Auch an anderen Aktienmärkten breitete sich die Angst vor einer Covid-19-Epidemie aus: In Paris brach die Börse am Freitagvormittag um 4,6 Prozent ein, in London um 4,5 Prozent. Erhebliche Verluste verzeichneten auch die Börsen in Mailand und Madrid. Die Börsen in Shanghai und in Tokio schlossen am Freitag jeweils mit einem Minus von 3 Prozent.
Dieser Kurssturz weckt böse Erinnerungen: Derartige Verluste wurden zuletzt während der Finanzkrise 2008 beobachtet. Droht ein neuer Crash? Die Ölhändler scheinen mit einer Rezession zu rechnen: Der Preis für das Barrel Öl (159 Liter) sank in dieser Woche um 11 Prozent und erreichte damit den tiefsten Stand seit mehr als einem Jahr.

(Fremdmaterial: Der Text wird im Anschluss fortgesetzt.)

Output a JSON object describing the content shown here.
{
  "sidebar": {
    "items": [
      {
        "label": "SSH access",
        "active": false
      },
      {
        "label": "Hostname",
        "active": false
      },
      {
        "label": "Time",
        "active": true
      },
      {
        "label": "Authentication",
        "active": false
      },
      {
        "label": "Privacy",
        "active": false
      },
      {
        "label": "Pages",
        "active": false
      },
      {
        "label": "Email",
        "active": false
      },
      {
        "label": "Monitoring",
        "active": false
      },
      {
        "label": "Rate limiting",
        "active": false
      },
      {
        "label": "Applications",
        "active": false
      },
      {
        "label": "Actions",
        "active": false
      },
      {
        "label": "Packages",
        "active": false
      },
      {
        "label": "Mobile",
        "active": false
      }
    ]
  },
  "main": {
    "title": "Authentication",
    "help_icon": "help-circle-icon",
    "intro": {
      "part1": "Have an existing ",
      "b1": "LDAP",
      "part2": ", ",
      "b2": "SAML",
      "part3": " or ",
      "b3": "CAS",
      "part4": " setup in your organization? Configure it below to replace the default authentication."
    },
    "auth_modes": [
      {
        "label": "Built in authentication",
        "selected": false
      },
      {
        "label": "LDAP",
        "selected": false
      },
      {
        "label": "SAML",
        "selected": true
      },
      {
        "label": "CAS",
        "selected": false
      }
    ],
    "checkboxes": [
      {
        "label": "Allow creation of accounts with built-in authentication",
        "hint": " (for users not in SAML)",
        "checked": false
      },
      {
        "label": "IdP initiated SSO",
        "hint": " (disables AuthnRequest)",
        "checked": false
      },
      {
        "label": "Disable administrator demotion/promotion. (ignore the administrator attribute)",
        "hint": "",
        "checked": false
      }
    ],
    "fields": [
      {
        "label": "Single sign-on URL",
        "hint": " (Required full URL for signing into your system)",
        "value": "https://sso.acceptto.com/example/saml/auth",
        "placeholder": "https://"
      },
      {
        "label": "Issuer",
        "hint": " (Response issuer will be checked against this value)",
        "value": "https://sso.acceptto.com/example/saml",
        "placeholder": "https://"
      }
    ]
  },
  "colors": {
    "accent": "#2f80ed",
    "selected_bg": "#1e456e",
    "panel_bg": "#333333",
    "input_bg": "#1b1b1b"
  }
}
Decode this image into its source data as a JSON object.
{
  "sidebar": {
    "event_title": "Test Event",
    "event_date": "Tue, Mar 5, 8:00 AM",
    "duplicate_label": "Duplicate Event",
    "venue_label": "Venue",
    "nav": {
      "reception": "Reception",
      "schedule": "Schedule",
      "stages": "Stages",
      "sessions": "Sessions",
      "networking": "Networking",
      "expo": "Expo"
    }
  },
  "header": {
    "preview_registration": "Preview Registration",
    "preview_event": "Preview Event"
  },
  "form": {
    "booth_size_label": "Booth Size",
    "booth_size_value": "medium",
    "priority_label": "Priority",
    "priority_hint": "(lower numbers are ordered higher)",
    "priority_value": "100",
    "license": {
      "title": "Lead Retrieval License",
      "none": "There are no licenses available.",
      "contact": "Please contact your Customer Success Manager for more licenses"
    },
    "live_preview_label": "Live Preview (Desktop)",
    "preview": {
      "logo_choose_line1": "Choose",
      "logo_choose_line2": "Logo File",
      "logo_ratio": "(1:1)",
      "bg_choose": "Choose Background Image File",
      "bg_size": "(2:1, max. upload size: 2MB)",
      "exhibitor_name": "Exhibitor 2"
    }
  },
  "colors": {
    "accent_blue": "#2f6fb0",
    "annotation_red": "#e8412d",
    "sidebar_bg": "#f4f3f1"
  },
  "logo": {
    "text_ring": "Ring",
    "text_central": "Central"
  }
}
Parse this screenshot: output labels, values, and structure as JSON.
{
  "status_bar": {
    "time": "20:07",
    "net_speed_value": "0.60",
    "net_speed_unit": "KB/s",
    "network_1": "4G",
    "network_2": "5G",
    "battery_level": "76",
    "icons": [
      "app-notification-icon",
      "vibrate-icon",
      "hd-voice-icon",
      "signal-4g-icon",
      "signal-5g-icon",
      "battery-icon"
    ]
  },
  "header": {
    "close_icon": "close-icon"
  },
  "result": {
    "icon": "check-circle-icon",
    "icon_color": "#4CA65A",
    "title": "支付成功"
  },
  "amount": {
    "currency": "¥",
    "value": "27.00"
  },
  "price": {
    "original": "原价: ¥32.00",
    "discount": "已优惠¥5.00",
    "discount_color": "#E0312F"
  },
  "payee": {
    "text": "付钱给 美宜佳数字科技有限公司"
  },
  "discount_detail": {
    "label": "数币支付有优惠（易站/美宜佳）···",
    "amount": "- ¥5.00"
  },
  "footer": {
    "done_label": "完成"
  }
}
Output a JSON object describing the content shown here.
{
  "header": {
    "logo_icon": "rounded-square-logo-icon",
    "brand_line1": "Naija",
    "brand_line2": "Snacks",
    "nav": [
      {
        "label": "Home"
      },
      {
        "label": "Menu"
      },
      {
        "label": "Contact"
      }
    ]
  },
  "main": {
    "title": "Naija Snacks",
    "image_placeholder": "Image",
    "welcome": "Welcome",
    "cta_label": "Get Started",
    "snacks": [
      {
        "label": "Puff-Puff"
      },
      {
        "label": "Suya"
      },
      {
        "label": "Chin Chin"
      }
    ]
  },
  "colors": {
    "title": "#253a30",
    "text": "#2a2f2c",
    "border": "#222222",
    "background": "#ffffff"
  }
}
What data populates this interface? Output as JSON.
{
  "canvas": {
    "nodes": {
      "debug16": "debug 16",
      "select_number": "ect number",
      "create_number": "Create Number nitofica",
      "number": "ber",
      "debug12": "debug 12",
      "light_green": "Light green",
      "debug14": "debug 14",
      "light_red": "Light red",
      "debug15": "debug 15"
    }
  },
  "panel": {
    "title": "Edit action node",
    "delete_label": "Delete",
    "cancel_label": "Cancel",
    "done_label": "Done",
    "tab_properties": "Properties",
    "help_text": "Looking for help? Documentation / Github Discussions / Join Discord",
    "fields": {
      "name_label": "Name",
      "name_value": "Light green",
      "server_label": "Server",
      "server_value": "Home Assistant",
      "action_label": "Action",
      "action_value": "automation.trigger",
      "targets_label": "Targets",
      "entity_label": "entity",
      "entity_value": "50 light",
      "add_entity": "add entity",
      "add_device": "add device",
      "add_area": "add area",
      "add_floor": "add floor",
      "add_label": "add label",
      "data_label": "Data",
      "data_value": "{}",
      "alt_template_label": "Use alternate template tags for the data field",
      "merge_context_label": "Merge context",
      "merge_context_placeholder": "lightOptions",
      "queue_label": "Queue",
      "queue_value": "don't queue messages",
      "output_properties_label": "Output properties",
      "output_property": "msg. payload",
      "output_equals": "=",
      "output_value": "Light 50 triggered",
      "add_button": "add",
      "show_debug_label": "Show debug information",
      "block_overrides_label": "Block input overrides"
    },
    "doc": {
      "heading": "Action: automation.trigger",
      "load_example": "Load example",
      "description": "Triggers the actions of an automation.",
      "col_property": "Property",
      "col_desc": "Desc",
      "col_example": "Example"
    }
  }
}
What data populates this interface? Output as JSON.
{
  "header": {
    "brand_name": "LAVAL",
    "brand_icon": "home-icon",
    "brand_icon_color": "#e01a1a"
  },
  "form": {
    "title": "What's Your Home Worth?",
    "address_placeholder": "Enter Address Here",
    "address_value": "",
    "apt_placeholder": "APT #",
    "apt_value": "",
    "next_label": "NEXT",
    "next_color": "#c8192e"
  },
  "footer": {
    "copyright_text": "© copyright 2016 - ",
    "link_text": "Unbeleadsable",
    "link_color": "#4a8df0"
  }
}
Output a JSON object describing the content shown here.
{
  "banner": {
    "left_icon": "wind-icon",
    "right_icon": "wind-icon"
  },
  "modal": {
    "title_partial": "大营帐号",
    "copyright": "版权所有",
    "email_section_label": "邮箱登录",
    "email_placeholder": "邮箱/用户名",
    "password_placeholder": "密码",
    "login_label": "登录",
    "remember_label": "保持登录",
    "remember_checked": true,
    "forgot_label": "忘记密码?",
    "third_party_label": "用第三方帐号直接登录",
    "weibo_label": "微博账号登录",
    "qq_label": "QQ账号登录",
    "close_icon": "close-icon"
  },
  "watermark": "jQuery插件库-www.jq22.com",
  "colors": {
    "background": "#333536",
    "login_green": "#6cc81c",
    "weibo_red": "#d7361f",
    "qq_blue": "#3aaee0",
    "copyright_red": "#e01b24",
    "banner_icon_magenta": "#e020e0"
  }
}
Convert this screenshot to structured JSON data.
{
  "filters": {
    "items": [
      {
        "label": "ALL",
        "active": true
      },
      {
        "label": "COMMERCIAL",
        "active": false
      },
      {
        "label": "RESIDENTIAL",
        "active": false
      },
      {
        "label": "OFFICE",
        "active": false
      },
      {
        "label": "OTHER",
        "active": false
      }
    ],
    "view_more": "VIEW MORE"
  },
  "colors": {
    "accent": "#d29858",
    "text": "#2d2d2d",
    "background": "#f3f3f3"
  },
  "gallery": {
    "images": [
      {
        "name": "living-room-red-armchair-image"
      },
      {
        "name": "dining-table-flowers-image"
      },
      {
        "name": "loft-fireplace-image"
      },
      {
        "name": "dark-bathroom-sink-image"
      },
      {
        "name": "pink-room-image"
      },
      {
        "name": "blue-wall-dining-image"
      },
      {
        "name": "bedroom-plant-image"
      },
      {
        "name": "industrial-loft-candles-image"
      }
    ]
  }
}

Die Börsianer befürchten, dass das Coronavirus die globalen Lieferketten unterbrechen könnte und viele Firmen zwangsweise pausieren müssen. Die Tourismusbranche leidet schon jetzt: Weltweit werden Reisen storniert und Flugpläne zusammengestrichen. Allein die Aktie der Lufthansa verlor in dieser Woche rund 23 Prozent an Wert.
Allerdings gab es vereinzelt auch Gewinner: Die Aktien von Drägerwerk konnten am Freitag ein Plus von 16 Prozent verbuchen. Die Medizinfirma stellt Atemschutzmasken her.
Trotz der Kursverluste gibt es bisher keinen Grund, in Panik zu geraten: Der DAX ist jetzt wieder auf dem Stand von September 2019. Zudem war am Freitag zu beobachten, dass Spekulanten die niedrigen Kurse nutzten, um sich billig mit Aktien einzudecken. Allein zwischen 10 und 12 Uhr stieg der DAX um fast 300 Punkte. Die Spekulanten drängen schon deswegen an die Börsen, weil sie nicht wissen, wo sie ihr Geld sonst profitabel anlegen könnten.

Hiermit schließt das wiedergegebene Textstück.